Puis elle arracha la lettre et la jeta par terre en tempêtant.

— Voulez-vous vous taire, mademoiselle ! reprit la prévoyante mère. Pasqual est un brave garçon qui se conduit bien à votre égard et que vous devriez écouter.

— Mais qu’est-ce qu’il veut dire, que ce serait un grand bonheur pour tous ?

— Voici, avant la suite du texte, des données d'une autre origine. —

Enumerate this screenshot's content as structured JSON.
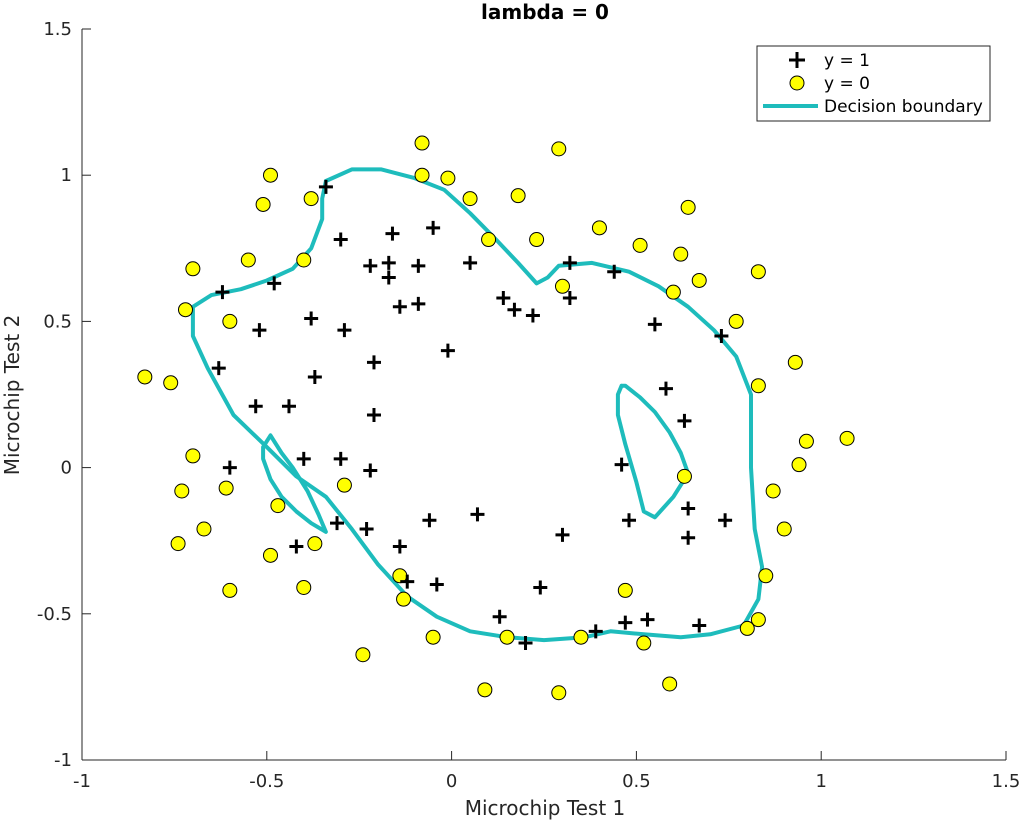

— Pardieu ! il pense que si tes moyens devenaient conséquents, tu lui paierais son bon avis.

— Si j’étais à la place de mam’zelle Robinette, dit le petit marchand, je lui jetterais mon sabot à la tête, à ce Pasqual, pour le remercier de ses conseils ; je ferais la nique au beau monsieur…

— Et puis ?

— Et puis je prendrais un état bien huppé et vertueux, qui me ferait vivre de mon travail. Une position indépendante, ajouta-t-il en frappant sur son petit sac de toile : il n’y a que ça pour faire bonne figure dans ce monde et bonne fin.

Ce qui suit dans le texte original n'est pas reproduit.